Seventh, psychiatry will demand increased use of involuntary drug treatment. In the past people had to be committed to mental hospitals to force treatment on them, but laws in many states now permit involuntary outpatient commitment. Health practitioners invade the home to hold down helpless patients to inject them with mind-numbing toxic drugs against their will. This is far cheaper and more efficient than locking up the same patients in state in mental hospitals, or providing other genuinely helpful forms of rehabilitation or therapy.

Eighth, there will be the expected general rationing of health care. Rationing impacts on everyone, including the chronically or terminally ill, and the elderly. Even acutely ill patients with life-threatening illnesses will be affected. That’s why Canadians stream into the US to avoid waiting lines for treatments including lifesaving cardiac surgery.

Ninth, medical innovation and medical investment will decline, and fewer physicians will bring vigor and intelligence to their work. Without our profit-driven system leading the way, new developments in health care will decline for everyone in the world.

Tenth, socialized medicine will lead to the legalization of drugs like marijuana and heroin. There will be two purposes: first, to reduce the cost of the war on drugs, and second to provide a huge new source of tax revenue, similar to the tax on cigarettes, to support the bloated cost of health care.

I believe these are inevitable outcomes of universal or socialized medical care. Only the degree or extent is uncertain. Most if not all are already happening in Europe and to some extent in our more progressive states. But even in Europe these consequences have not yet come close to reaching their most tragic proportions. That is partly because the West still remembers the mass sterilizations in the US and Europe that spanned several decades of the 20th Century. Closely related were the euthanasia programs—the mass murders of state hospital patients and the chronically physically ill—that set the stage for the holocaust in Nazi Germany.
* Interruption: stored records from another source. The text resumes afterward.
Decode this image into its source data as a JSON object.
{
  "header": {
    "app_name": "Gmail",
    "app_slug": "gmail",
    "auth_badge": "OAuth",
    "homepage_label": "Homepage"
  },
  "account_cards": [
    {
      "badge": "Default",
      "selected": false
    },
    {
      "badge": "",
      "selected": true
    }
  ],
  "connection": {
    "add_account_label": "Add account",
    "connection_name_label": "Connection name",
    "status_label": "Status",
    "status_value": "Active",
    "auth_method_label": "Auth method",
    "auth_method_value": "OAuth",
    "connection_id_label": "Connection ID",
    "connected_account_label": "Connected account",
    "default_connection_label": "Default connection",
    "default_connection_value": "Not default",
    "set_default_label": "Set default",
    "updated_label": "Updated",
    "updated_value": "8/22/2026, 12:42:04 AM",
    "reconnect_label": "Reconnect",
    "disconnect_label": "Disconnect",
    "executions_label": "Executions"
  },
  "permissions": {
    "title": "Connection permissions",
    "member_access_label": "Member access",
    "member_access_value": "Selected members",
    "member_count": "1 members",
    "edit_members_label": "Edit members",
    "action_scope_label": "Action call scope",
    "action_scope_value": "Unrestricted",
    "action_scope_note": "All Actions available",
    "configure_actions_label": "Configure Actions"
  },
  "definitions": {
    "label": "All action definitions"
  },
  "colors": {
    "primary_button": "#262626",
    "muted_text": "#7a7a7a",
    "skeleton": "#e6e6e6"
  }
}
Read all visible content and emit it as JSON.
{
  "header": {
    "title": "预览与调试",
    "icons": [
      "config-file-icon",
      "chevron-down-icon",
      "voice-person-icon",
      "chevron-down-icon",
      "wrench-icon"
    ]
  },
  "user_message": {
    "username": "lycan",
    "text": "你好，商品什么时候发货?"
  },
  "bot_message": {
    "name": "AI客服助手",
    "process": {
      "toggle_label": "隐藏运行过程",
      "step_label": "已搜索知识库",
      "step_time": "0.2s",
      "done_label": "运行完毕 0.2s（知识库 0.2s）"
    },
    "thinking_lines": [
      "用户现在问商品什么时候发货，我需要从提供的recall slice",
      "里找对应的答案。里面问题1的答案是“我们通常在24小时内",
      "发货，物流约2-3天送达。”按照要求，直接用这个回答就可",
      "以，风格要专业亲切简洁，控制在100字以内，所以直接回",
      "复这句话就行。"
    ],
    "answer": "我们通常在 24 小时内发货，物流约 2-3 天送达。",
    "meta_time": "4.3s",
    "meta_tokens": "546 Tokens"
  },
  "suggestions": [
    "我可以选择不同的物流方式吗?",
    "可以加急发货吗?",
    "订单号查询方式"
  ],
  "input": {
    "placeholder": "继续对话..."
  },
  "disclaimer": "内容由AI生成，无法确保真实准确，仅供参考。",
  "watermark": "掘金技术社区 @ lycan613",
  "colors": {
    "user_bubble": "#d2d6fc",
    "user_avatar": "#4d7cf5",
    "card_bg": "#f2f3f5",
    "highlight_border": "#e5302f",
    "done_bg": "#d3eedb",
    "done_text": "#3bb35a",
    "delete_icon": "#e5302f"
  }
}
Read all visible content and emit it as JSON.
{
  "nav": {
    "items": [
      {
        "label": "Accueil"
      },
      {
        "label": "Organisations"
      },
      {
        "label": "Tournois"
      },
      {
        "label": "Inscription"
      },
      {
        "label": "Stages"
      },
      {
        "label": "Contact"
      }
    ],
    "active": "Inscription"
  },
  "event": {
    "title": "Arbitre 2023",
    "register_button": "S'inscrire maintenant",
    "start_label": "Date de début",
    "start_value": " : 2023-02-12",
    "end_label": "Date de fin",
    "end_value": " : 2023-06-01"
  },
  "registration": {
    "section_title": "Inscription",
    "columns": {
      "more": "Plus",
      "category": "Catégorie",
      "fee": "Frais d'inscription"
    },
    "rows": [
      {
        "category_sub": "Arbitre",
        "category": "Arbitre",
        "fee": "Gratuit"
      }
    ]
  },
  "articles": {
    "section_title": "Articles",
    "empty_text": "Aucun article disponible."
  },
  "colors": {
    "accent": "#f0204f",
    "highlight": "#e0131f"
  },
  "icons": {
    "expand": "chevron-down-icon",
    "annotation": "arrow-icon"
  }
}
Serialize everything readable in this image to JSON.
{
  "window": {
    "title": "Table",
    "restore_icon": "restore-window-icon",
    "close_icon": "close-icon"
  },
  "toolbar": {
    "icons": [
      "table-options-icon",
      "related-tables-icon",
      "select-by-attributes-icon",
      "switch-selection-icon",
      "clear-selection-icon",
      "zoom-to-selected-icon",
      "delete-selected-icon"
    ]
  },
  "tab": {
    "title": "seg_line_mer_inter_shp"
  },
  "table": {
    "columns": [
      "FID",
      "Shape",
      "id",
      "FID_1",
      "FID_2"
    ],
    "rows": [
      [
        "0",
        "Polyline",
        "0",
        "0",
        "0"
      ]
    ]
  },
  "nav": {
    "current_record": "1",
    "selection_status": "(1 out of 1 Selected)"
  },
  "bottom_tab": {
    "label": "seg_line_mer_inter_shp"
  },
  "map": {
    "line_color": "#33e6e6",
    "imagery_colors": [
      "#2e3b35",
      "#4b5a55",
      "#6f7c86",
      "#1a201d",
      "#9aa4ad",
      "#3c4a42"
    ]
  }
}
Most importantly, the USA has thus far held back on fully socializing its medical care, thus continuing to provide the world with advances in medicine and moral restraints against the European Culture of Death. Americans must act now to stop the headlong rush toward socialized medicine.

First, we must make every effort to maintain our health care system on a free enterprise footing. Second, we must re-emphasize basic American values of individual freedom and treasuring each and every human life.

Individual freedom of choice is written into all our founding documents, into our history, and into our hearts. Less tangible perhaps is respect for life itself—a treasuring of every individual human life, regardless of practical considerations like financial cost. This is written more into our Judeo-Christian ethics than into our political system. Once we start to weigh the worth of a life versus the cost of its health care or even its existence—we unleash dreadful moral consequences on our society and on ourselves as individuals.